The second additional factor is 'Commitment of the Wider Party'. On the basis of experience to date, we have seen how MPs in London can obstruct and derail elements of any Welsh Government's agenda as part of the unwieldy LCO process. None of us in Plaid were ever expecting the process to be perfect, but I think we had reasonable cause to believe, given that the whole Labour Party signed up to the coalition, that the party's MPs would support the government programme to which their party had agreed.

That doesn't mean supporting everything One Wales government does, or suspending normal hostilities over non-devolved issues. But on the specific matters which were part of the coalition agreement accepted by both parties, the behaviour of some Labour MPs has been disappointing, to say the least.

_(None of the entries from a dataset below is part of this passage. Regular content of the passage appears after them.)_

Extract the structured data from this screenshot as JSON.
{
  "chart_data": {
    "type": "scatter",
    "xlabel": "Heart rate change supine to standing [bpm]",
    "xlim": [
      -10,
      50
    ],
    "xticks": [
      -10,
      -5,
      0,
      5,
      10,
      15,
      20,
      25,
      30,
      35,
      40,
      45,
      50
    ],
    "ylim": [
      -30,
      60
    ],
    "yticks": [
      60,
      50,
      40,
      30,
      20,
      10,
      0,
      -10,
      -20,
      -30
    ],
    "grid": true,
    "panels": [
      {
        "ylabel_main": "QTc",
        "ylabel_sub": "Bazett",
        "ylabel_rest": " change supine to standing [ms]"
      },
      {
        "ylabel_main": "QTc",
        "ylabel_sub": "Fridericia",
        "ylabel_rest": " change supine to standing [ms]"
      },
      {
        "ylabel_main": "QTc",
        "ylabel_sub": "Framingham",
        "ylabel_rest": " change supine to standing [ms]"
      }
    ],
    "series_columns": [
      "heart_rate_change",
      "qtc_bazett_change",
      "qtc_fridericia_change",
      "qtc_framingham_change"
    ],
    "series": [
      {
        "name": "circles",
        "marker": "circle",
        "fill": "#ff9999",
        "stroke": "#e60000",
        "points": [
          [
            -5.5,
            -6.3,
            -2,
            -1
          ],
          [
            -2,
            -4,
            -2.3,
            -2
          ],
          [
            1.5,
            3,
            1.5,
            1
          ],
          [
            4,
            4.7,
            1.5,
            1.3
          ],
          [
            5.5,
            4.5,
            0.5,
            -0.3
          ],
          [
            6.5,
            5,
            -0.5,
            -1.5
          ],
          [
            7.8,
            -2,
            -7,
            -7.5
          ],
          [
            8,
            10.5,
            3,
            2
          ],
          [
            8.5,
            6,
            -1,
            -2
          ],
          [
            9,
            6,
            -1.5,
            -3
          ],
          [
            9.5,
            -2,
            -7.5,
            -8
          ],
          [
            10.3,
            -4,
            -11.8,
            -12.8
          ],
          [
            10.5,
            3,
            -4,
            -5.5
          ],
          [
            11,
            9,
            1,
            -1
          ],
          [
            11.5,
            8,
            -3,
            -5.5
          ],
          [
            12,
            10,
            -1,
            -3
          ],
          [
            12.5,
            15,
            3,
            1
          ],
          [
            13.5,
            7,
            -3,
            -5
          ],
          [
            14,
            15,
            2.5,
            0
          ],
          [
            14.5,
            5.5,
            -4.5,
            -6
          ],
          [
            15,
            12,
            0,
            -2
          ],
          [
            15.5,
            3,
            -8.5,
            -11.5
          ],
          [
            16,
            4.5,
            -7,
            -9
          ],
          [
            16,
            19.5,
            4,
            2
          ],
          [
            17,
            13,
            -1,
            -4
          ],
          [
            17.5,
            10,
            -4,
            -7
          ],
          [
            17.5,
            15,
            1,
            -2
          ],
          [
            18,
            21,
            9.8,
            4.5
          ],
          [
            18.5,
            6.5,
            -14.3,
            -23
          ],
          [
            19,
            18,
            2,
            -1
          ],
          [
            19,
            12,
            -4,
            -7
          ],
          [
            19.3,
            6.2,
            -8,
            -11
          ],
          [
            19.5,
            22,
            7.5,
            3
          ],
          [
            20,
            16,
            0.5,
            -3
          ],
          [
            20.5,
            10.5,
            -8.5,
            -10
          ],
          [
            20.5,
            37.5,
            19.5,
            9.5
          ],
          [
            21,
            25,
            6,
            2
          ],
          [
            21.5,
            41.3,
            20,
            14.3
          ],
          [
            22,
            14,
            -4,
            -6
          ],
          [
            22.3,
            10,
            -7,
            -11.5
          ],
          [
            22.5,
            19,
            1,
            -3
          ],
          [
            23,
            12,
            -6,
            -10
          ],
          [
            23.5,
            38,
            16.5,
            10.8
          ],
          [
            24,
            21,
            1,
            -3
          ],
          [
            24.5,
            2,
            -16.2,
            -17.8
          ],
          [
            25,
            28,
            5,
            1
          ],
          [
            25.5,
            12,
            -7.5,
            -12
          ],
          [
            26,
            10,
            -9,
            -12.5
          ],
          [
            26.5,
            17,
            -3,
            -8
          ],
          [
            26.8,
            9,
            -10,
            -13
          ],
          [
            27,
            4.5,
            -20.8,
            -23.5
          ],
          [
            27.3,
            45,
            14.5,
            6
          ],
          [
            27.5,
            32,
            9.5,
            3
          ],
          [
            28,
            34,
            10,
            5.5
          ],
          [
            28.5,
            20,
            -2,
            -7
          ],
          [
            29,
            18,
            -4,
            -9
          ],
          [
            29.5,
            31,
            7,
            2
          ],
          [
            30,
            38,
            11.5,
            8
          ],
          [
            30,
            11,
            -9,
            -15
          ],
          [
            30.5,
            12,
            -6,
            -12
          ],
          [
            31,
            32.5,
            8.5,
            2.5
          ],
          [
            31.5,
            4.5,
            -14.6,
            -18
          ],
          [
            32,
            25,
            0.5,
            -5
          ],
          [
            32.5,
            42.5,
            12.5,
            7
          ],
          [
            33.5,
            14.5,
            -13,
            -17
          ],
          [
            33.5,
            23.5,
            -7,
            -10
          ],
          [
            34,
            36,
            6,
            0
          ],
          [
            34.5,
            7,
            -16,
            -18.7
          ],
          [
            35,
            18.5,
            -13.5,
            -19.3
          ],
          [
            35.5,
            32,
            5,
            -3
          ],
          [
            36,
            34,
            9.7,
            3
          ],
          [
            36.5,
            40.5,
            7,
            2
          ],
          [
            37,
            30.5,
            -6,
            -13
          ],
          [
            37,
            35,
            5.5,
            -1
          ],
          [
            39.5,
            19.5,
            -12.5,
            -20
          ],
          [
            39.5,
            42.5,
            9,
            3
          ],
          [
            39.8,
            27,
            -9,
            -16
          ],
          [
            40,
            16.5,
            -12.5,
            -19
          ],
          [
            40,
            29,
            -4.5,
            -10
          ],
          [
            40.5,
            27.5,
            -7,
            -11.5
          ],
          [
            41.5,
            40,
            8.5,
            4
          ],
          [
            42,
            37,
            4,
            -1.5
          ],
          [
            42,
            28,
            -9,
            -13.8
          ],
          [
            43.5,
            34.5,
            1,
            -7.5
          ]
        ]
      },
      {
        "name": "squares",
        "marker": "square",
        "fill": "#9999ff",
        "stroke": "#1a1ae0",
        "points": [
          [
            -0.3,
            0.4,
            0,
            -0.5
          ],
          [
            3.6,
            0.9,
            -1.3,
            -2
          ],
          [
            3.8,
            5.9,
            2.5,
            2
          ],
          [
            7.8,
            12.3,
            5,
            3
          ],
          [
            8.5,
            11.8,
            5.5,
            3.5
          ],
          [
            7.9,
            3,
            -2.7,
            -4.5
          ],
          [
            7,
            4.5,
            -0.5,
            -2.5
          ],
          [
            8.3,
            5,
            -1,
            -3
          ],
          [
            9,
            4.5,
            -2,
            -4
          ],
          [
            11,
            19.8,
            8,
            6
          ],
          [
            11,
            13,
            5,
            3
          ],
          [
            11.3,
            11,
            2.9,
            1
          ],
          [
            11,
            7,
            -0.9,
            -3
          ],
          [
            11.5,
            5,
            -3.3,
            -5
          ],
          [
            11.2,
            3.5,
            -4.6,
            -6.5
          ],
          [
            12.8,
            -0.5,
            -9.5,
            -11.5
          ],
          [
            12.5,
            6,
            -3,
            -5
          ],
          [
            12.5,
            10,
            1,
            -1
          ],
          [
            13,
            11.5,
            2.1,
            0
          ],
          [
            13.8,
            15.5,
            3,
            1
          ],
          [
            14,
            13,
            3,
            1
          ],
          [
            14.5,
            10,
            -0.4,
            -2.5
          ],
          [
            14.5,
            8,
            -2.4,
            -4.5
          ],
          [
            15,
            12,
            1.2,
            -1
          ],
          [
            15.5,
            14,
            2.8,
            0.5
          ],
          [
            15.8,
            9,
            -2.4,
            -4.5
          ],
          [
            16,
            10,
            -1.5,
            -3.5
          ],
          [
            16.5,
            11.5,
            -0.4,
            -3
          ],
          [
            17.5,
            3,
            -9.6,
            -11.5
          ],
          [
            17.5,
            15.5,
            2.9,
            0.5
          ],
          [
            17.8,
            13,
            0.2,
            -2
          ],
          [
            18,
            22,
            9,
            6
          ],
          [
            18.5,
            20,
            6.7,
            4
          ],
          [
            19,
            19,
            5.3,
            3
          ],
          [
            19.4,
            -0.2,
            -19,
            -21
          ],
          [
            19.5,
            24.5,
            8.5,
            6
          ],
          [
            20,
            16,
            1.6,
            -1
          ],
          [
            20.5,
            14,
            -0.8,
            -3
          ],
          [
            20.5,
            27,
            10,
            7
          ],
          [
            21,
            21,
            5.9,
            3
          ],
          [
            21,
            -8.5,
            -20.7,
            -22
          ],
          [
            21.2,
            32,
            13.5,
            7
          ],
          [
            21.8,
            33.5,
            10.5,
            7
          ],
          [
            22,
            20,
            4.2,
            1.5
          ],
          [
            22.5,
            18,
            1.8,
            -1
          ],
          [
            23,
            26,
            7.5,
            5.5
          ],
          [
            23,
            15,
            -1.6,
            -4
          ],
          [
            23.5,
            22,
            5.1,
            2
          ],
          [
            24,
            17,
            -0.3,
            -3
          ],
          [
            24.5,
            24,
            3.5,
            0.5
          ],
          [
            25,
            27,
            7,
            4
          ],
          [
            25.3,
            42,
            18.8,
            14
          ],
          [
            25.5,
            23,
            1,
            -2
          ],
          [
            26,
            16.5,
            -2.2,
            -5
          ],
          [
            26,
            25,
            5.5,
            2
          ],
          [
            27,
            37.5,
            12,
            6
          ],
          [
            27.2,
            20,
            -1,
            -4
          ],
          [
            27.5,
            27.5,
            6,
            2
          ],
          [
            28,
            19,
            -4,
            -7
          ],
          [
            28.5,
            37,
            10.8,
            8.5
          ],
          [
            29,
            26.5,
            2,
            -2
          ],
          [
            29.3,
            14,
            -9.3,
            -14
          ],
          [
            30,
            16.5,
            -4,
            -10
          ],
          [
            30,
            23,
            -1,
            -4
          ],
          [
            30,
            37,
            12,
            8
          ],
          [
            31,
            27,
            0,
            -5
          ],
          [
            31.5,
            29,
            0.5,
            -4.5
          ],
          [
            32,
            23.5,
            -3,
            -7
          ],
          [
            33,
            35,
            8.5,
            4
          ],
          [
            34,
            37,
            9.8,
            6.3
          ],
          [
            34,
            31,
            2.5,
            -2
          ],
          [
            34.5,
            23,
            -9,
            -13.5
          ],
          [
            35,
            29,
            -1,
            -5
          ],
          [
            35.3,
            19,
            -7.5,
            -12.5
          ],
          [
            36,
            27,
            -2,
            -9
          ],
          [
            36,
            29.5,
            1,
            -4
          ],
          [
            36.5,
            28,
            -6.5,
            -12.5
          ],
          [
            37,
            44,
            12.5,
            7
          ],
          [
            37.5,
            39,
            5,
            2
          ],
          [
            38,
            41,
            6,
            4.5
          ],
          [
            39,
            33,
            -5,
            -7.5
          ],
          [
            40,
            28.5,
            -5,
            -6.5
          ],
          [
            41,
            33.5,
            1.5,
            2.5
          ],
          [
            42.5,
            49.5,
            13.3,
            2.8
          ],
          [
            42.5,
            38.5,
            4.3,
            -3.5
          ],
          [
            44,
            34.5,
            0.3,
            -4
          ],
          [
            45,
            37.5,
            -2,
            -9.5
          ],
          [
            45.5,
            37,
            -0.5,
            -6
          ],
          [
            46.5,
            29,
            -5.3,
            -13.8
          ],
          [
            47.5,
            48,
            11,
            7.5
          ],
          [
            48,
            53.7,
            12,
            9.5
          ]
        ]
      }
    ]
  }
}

It follows that from my perspective, in judging any potential coalition arrangements post 2011, one of the things I'd want to look at is the extent to which the prospective coalition partners are prepared to ensure that their own parties do not block the government programme by using their votes in another place. This has been a huge problem with the Labour Party – and I suspect that it would have been an even bigger problem with the Conservative Party, given that their leader in the Assembly has zilch authority to speak for anyone in his party other than the 12 Assembly members (and I wonder about some of them as well).

1 comment:

Daran said...

Accept both the points that you make. Preparation is a critical factor, and the issue of whether red lines (or any other colour for that matter) was indeed a feature at the conference which inspired the article.

With regard to the commitment of the "Wider Party" I'd be tempted to incorporate my W (Westminster) in with this new heading, and discuss both in that context.

Still can't see what to do with the additional P though, if I want to keep the mnemonic ;)

Thanks for commenting on this issue John - your opinions always add more than a little gravitas.